Scottish police and fire mergers 'highlight the benefits of shared services'
Shared services in the public sector is slowly taking off, but there is still a way to go before governments and local authorities are convinced of the true benefits.
Yet according to one procurement specialist, the advantages are easily demonstrated by the upcoming police and fire mergers in Scotland, which are set to achieve significant cash savings.
Writing in the Guardian newspaper, public sector consultant Colin Cram, former Director of the North West Centre of Excellence, said the decision to create single police and fire services north of the border should dispel any doubts public bodies have about shared services and procurement.
He noted that Scotland already has the most "integrated" public sector procurement system in Great Britain, with police forces able to access an e-procurement system that highlights the best deals available to them. This is already resulting in savings.
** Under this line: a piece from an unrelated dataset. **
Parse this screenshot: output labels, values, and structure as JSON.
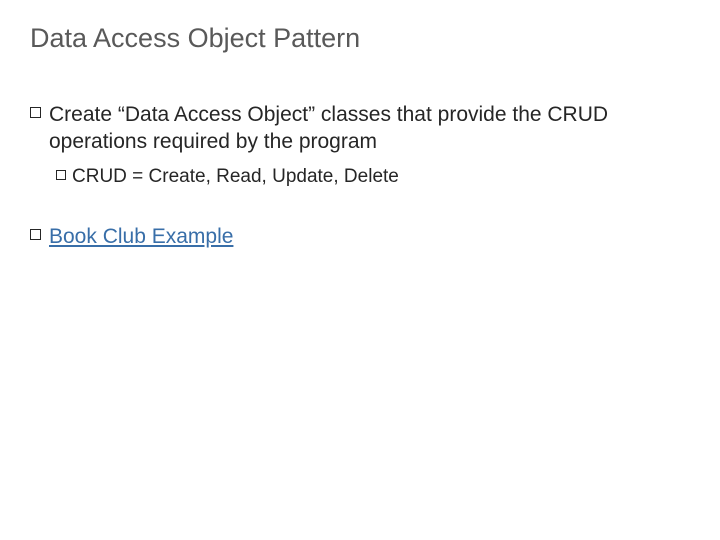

By scrapping regional forces and replacing them with the Police Service of Scotland, an additional £30m a year could be wiped off police expenditure and used in other areas.
"England has only just introduced the e-procurement hub system that was pioneered by Scottish police forces and it is reasonable to argue that the lower level of collaboration in England means potential procurement savings from a joint police force should be at least broadly proportionate," Mr Cram remarked. He said that if Scotland's police and fire mergers do deliver the savings promised, it is likely that pressure for a similar review of emergency services in England will increase.
"A single procurement organisation, perhaps with regional centres, would be able to engage effectively with industry on behalf of all and introduce some relatively sophisticated techniques," the consultant stated.
Scotland's new single police service is due to begin operating on April 1st 2013, replacing eight existing regional forces.